Discontinued Healing & Recovery

Pexiganan

also known as: Locilex, MSI-78, Pexiganan acetate

A Xenopus-magainin-derived antimicrobial peptide (Locilex; Dipexium Pharmaceuticals / later acquired by PLx Pharma) developed for topical treatment of mildly infected diabetic foot ulcers. Twice rejected by the FDA — once in 1999 (Magainin Pharmaceuticals) and again in 2017 (Dipexium) after the OneStep-1 and OneStep-2 Phase 3 trials failed to show superiority over placebo cream. Instructive regulatory case study in antimicrobial peptide drug development.

A 22-residue synthetic cationic antimicrobial peptide analog of magainin-2, originally isolated from the skin of the African clawed frog Xenopus laevis in 1987 by Michael Zasloff. Developed by Magainin Pharmaceuticals as a 1% cream (Locilex) for topical treatment of mildly infected diabetic foot ulcers. The FDA's Anti-Infective Drugs Advisory Committee voted against approval in March 1999 despite the drug meeting non-inferiority endpoints versus oral ofloxacin, on grounds that non-inferiority to an oral antibiotic did not constitute evidence of clinical effectiveness. Dipexium Pharmaceuticals acquired the asset, conducted two additional placebo-controlled Phase 3 trials (OneStep-1 and OneStep-2) in 2016, both of which failed to show superiority of pexiganan cream over placebo cream. The company terminated development in October 2016 after the second Phase 3 failure. Stands as one of the most thoroughly tested antimicrobial peptides in human trials and an instructive case study for AMP drug development — particularly for the challenge of demonstrating clinical efficacy in mildly infected wounds where the placebo-response rate (driven by standard wound care) is high.

Mechanism of action

Forms amphipathic α-helix on contact with bacterial membranes. Cationic charge (seven lysines, zero aspartates or glutamates) drives electrostatic attraction to negatively charged bacterial outer-membrane lipopolysaccharide and inner-membrane phosphatidylglycerol / cardiolipin. Membrane permeabilization occurs via a toroidal-pore mechanism at threshold concentrations, causing rapid bactericidal activity against both Gram-positive and Gram-negative bacteria, including many antibiotic-resistant strains. Selectivity for bacterial over mammalian membranes is moderate — sufficient for topical use but not for systemic administration.

Primary uses

Mildly infected diabetic foot ulcer — proposed topical treatment (not FDA-approved; Phase 3 failure)
Antimicrobial peptide drug-development case study

Typical dosing

1% cream, applied twice daily twice daily (topical)

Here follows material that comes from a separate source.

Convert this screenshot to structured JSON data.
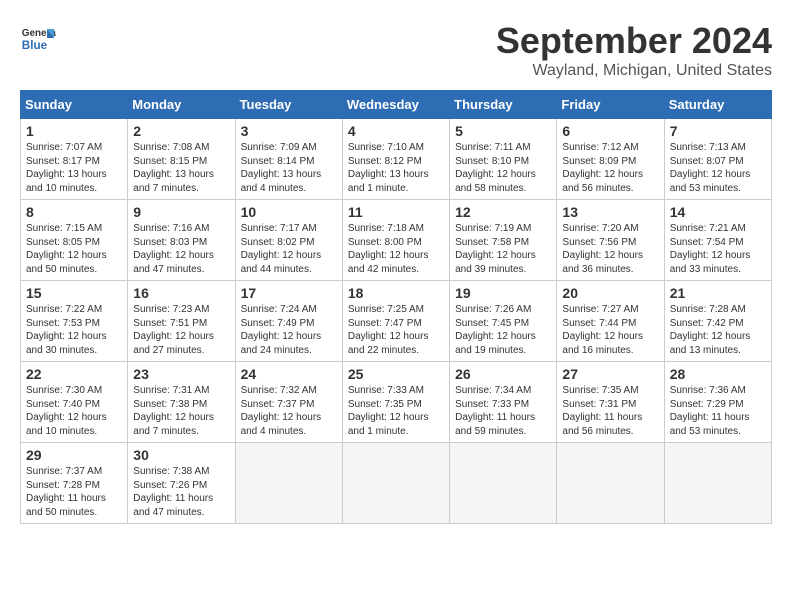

Dose regimen used in OneStep Phase 3 trials. Not an approved product; the dosing information is for research reference only.

Regulatory status

Not FDA-approved. Received a non-approvable letter from the FDA in 1999 (Magainin Pharmaceuticals). The OneStep-1 and OneStep-2 Phase 3 trials (Dipexium Pharmaceuticals, 2016) both failed to show superiority over placebo; development was terminated in October 2016. Represents one of the most fully-developed and tested antimicrobial peptides in Phase 3 clinical trials, making its ultimate failure a defining case in antimicrobial peptide drug development.

References

[pubmed] Lipsky BA, et al. "Topical versus systemic antimicrobial therapy for treating mildly infected diabetic foot ulcers: a randomized, controlled, double-blinded, multicenter trial of pexiganan cream." Clin Infect Dis, 2008;47:1537-1545 (pivotal Phase 3 versus ofloxacin).
[news-release] Dipexium Pharmaceuticals. "Dipexium Pharmaceuticals Announces Top-Line Results from Phase 3 OneStep-1 and OneStep-2 Clinical Studies of Locilex." October 24, 2016.
[review] Gottler LM, Ramamoorthy A. "Structure, membrane orientation, mechanism, and function of pexiganan - a highly potent antimicrobial peptide designed from magainin." Biochim Biophys Acta, 2009;1788:1680-1686.

Related peptides

LL-37

The only human cathelicidin — an antimicrobial peptide with direct activity against bacteria, fungi, viruses, and biofilms, with additional roles in wound healing and immune signaling.

Omiganan

An indolicidin-derived cationic antimicrobial peptide (Micrologix / BioWest / Cutanea Life Sciences / Cellect Biotechnology / Maruho) developed across roughly two decades for several dermatologic and catheter-prevention indications. Failed its pivotal Phase 3 for central venous catheter exit-site infection prevention (2002), then pivoted to rosacea where it also failed Phase 3 (2015). Not FDA-approved.

Disclaimer

This entry is for educational purposes only and does not constitute medical advice. Dosing information reflects published regulatory or research data and is not a recommendation. Many compounds described here are not approved for human use in the United States. Consult a licensed medical professional before considering any peptide therapy.